A major boom in domestic oil and gas production is under way, brought about by breakthrough refinements of a 1940s technology known as hydraulic fracturing, or “fracking.”
Hydraulic fracturing involves pumping water, sand, and some trace chemicals under high pressure into a completed wellbore to create fissures in relatively impermeable geologic formations such as shale. The fissures allow oil or natural gas to flow into the well. The sand props the fissures open, preventing the resealing of pathways. Combined with horizontal drilling at depths of one to more than two miles below the earth’s surface, hydraulic fracturing has unlocked vast stores of natural gas.

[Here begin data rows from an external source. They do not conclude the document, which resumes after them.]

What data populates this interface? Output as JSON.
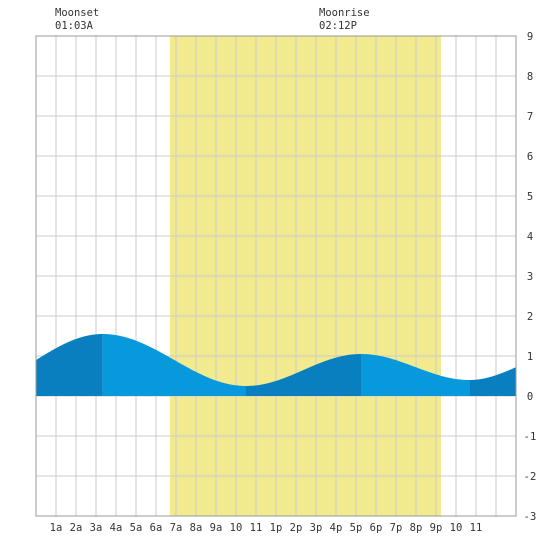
{
  "chart_data": {
    "type": "area",
    "title": "",
    "xlabel": "",
    "ylabel": "",
    "x_tick_labels": [
      "1a",
      "2a",
      "3a",
      "4a",
      "5a",
      "6a",
      "7a",
      "8a",
      "9a",
      "10",
      "11",
      "1p",
      "2p",
      "3p",
      "4p",
      "5p",
      "6p",
      "7p",
      "8p",
      "9p",
      "10",
      "11"
    ],
    "x_range_hours": [
      0,
      24
    ],
    "ylim": [
      -3,
      9
    ],
    "y_ticks": [
      -3,
      -2,
      -1,
      0,
      1,
      2,
      3,
      4,
      5,
      6,
      7,
      8,
      9
    ],
    "grid": true,
    "daylight": {
      "start_hour": 6.7,
      "end_hour": 20.25,
      "color": "#f2ea8e"
    },
    "colors": {
      "tide_dark": "#0a7fbf",
      "tide_light": "#0898dc",
      "grid": "#cccccc",
      "frame": "#999999"
    },
    "tide_extrema": [
      {
        "time": "3:20a",
        "hour": 3.33,
        "height": 1.55,
        "kind": "high"
      },
      {
        "time": "10:30a",
        "hour": 10.5,
        "height": 0.25,
        "kind": "low"
      },
      {
        "time": "4:15p",
        "hour": 16.25,
        "height": 1.05,
        "kind": "high"
      },
      {
        "time": "9:40p",
        "hour": 21.67,
        "height": 0.4,
        "kind": "low"
      }
    ],
    "tide_start": {
      "hour": 0,
      "height": 0.9
    },
    "tide_end": {
      "hour": 24,
      "height": 0.72
    }
  },
  "moon": {
    "moonset": {
      "label": "Moonset",
      "time": "01:03A"
    },
    "moonrise": {
      "label": "Moonrise",
      "time": "02:12P"
    }
  }
}
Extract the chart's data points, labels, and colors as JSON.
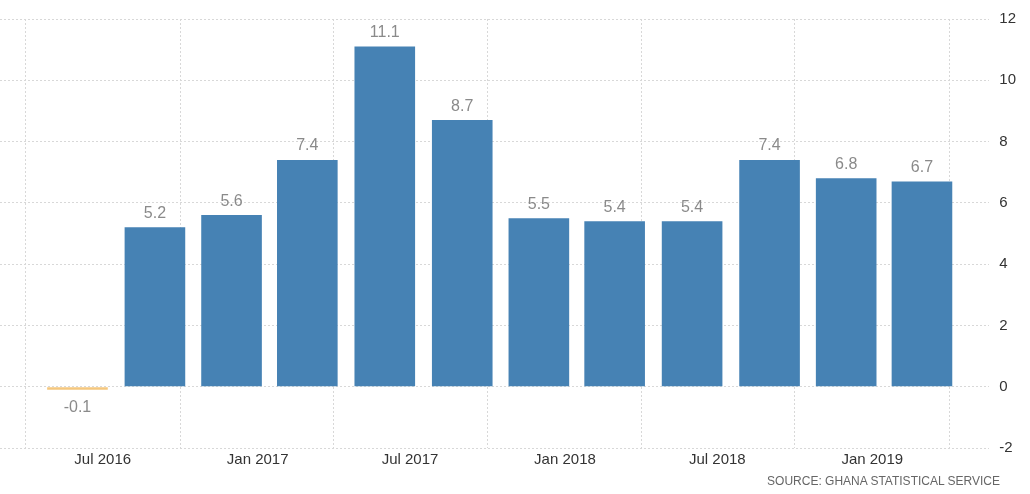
{
  "chart_data": {
    "type": "bar",
    "x": [
      "2016-06",
      "2016-09",
      "2016-12",
      "2017-03",
      "2017-06",
      "2017-09",
      "2017-12",
      "2018-03",
      "2018-06",
      "2018-09",
      "2018-12",
      "2019-03"
    ],
    "values": [
      -0.1,
      5.2,
      5.6,
      7.4,
      11.1,
      8.7,
      5.5,
      5.4,
      5.4,
      7.4,
      6.8,
      6.7
    ],
    "colors": [
      "#f5c77e",
      "#4682b4",
      "#4682b4",
      "#4682b4",
      "#4682b4",
      "#4682b4",
      "#4682b4",
      "#4682b4",
      "#4682b4",
      "#4682b4",
      "#4682b4",
      "#4682b4"
    ],
    "xlim": [
      "2016-03-01",
      "2019-05-20"
    ],
    "xticks": [
      {
        "value": "2016-07",
        "label": "Jul 2016"
      },
      {
        "value": "2017-01",
        "label": "Jan 2017"
      },
      {
        "value": "2017-07",
        "label": "Jul 2017"
      },
      {
        "value": "2018-01",
        "label": "Jan 2018"
      },
      {
        "value": "2018-07",
        "label": "Jul 2018"
      },
      {
        "value": "2019-01",
        "label": "Jan 2019"
      }
    ],
    "ylim": [
      -2,
      12
    ],
    "yticks": [
      -2,
      0,
      2,
      4,
      6,
      8,
      10,
      12
    ],
    "grid": true,
    "data_labels": true,
    "annotations": [
      "SOURCE: GHANA STATISTICAL SERVICE"
    ]
  }
}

Fracking is also now widely used in vertical and horizontal drilling in oil reservoirs with low permeability. Conventional oil reservoirs with permeable geologic formations allow oil to flow to the wellbore as a result of natural pressure. But in many wells, as much as 75 percent of the oil and gas may be left in place. Fracking is one of several new ways to get at the ample resources remaining after natural pressure subsides.
In these ways, human ingenuity, catalyzed by market dynamics, has foiled predictions of irreversible decline in domestic oil and natural-gas resources. Official estimates of the amount of recoverable oil and natural gas have soared. Last year, global natural-gas supplies rose 40 percent. From 2010 to 2011, the U.S. Energy Information Administration (EIA) doubled its estimate of recoverable natural gas in the U.S. The EIA increased its estimate of Texas’s natural-gas reserves by 70 percent between 2005 and 2008, and Texas also is doing prolific fracking in oil: Producers now have access to 2 billion barrels in the Wolfberry formation in the Permian Basin. The Eagle Ford fields in South Texas increased oil production fourfold in the first ten months of 2010. And the Haynesville-Bossier fields, straddling Texas’s border with Louisiana, increased reserves of natural gas by 9.4 trillion cubic feet while increasing production twelvefold.
The EIA also believes that natural gas in the Marcellus formation of New York, Pennsylvania, and West Virginia contains more BTUs of energy than do the oil reserves of Saudi Arabia. Drilling is well under way in Pennsylvania, where 141,000 new jobs in the “gas patch” have been created in the last few years. New York has declined to accept its energy wealth and instead imposed a de facto moratorium on fracking, pending the completion of an environmental-impact statement — thus deferring the creation of hundreds of thousands of high-paying jobs.
Enormous new oil production is opening up in the Bakken fields of the Williston Basin, covering the Dakotas and Montana. In 2008, the U.S. Geological Survey estimated that the Bakken contained up to 4 billion barrels of technically recoverable oil. Current estimates range as high as 24 billion barrels.
Oil production made possible by fracking is not now as prodigious as that of natural gas, but this could change, especially if the federal government allows oil-shale development in the Rocky Mountain West, where 70 percent of recoverable oil shale lies beneath federal land. Most of the currently surging oil and gas production is on private land, where federal permission is not required and state governments are supportive.
A rapid increase of domestic supplies of oil and gas at a time of painful gas prices; high-paying new jobs; expansion of thousands of businesses; increased federal, state, and local tax revenues: What’s not to like? And the lion’s share of the fracking boom has been in natural gas — the so-called bridge fuel to the green-energy economy that President Obama promotes at every turn.
A fierce anti-fracking movement is nonetheless growing. According to its most zealous critics, fracking may even kill you. They claim that the technology may transform the water from your faucet into fire, make your house explode, cause earthquakes, or poison you with toxic chemicals. Just watch the Oscar-nominated documentary film Gasland, shown on HBO and sure to join the canon of sensationalist environmental documentaries of which Al Gore’s An Inconvenient Truth is the classic.